Speaking at the Samsung workers’ February 17 protest, CITU leader Muthukumar criticized Samsung and SH Electronics in nationalist terms for disrespecting Indian labour laws, claiming that these foreign corporations prioritize profit over workers’ rights. Muthukumar said nothing about the rapacious role of the Indian bourgeoisie, including the Tamil capitalist elite. Nor did he mention that the BJP government is now moving to implement new labour codes that will allow companies to use contract labour in all industries and enable employers to lay off workers at will without government approval.

Workers need to understand the real role of the CITU and the Stalinist CPM, which for decades have functioned as part of the political establishment, suppressing the class struggle and channeling workers behind right-wing capitalist parties like the DMK and the Congress Party. In those states where the CPM has led the state-government, such as West Bengal and Kerala, it has implemented what it itself calls “pro-investor” policies.

The CITU has repeatedly appealed to Samsung management to recognize that the union can be a “partner” of the profit-hungry multi-national, and that by addressing workers’ grievances the union can help it boost production.

That the CITU set a date for a one-day strike across industrial units in Kancheepuram only two weeks hence is typical of the manner in which it maneuvers between the workers, the employers and government, trying to ensure that workers’ anger does not boil over.

The CITU continuously advises workers to appeal to the DMK-led Labor Ministry and the capitalist courts to intervene on their behalf. At the same time, CITU leaders have ordered workers not to speak to “outsiders” such as the WSWS reporters, promising that “the CITU leadership would solve all the problems of the workers.”

Emboldened by the CITU’s inaction, Samsung management is doubling down on its threats against the workers. It issued a threatening statement on the same day it suspended the 14 additional workers, saying, “We have a zero-tolerance policy for any illegal activities by workers that disrupt industrial stability and peace at the workplace.” In other words, it will seek to ruthlessly repress any workers who challenge its brutal work regimen and sweatshop wages.
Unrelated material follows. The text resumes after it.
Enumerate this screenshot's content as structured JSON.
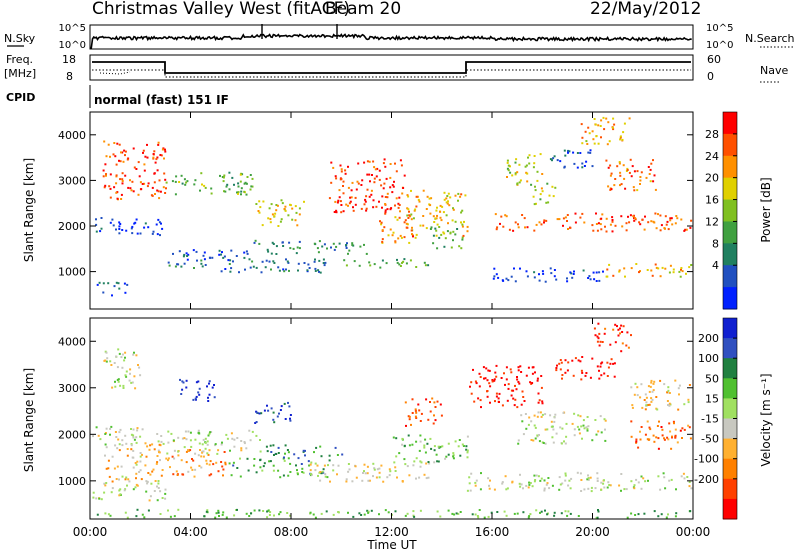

The actions taken by Samsung and SH Electronics underscore again the urgency of a struggle to unite permanent and contract workers in a common struggle for secure, good-paying jobs for all. India’s unions have failed to mount any serious challenge to the spread of contract labour, which is now entrenched throughout the private and public sectors, because that would demand systematic defiance of antiworker laws and court injunctions, and the development of an independent political movement of the working class.

Samsung workers must take their struggle into their own hands by forming a rank-and-file committee, independent of the CITU apparatus. This committee should unite permanent, contract, and temporary workers in a common cause. They should also seek solidarity from workers at Samsung’s other plants in Noida, in northern India, South Korea, and internationally, building a global network of workers’ independent rank-and-file committees fighting for their rights.

Such a movement, based on the principles of class struggle and socialist internationalism, can effectively challenge the brutal exploitation of workers by global corporations like Samsung. It would be part of the broader struggle to unite workers against the capitalist system and the prioritizing of investor profit over social needs.